I've struggled with the RWeka package, specifically with the NGramTokenizer function to make bigrams. From scouring the internet, I've seen one or two other users with the same issue but no solution (that works for me).
Below is an example: 2-gram and 3-gram instead of 1-gram using RWeka
So running:
library(RWeka)
library(tm)
as.matrix(TermDocumentMatrix(Corpus(VectorSource(c(txt1 = "This is my house",
txt2 = "My house is green"))),
list(tokenize = function(x) NGramTokenizer(x,
Weka_control(min=2,
max=2)),
tolower = TRUE)))
I get:
Docs
Terms txt1 txt2
house 1 1
this 1 0
green 0 1
- Note no bigrams, just unigrams (house, this, green).

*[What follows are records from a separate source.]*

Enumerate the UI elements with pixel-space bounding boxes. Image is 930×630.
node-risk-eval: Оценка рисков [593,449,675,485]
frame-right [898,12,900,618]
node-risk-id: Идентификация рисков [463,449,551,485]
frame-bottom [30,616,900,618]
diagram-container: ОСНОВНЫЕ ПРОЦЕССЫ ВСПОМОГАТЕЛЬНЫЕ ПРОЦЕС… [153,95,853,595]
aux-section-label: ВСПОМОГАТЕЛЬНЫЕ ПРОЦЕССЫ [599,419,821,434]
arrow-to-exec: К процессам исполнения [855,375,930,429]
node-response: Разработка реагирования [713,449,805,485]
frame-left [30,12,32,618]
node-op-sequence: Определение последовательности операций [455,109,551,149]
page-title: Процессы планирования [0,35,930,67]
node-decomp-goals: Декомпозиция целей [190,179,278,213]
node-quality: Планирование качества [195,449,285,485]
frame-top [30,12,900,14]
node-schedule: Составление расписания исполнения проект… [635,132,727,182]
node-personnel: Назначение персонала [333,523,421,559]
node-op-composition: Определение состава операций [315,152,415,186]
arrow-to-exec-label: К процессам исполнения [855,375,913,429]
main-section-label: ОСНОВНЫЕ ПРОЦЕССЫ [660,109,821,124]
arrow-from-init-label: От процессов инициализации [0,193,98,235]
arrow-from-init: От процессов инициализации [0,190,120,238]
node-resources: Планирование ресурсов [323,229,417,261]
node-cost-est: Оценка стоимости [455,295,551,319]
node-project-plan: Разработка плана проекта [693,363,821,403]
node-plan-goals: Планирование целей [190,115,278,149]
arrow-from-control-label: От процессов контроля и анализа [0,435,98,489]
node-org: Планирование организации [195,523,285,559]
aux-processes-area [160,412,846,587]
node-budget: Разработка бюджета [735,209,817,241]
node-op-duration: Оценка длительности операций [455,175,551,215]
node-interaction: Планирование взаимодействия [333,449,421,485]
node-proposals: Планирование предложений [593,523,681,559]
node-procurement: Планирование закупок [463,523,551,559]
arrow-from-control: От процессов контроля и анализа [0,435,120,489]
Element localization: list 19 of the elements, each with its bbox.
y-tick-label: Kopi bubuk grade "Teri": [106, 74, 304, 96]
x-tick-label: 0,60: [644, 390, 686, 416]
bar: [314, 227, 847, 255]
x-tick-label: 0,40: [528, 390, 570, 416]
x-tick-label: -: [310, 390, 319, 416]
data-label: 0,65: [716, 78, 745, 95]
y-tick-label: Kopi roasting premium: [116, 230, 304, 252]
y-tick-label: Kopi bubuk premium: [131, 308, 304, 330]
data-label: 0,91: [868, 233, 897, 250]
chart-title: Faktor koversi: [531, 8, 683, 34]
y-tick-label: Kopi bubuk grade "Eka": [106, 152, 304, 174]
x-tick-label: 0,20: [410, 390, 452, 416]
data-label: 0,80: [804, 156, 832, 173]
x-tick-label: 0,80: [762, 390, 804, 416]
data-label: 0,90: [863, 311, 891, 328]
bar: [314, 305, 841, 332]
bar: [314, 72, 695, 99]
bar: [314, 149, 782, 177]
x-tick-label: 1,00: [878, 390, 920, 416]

I've tried it on a volatile corpus with the tokenizer function split out as well as how I learnt from a DataCamp course, but get the below issue instead.
Error in .jcall("RWekaInterfaces", "[S", "tokenize", .jcast(tokenizer,
: java.lang.NullPointerException Called from: .jcheck()
There were other work around solutions I saw on the internet that ran fine, but still resulted in unigrams like above.
Running Java 1.8 and R 3.4.3 both 64bit on a 64bit Windows OS.
I tried installing older versions of RWeka, but on trying an old install of tm, it came up with errors, so I couldn't make that work for me (used versions referenced by LukeA in the SO thread linked at the start of this question).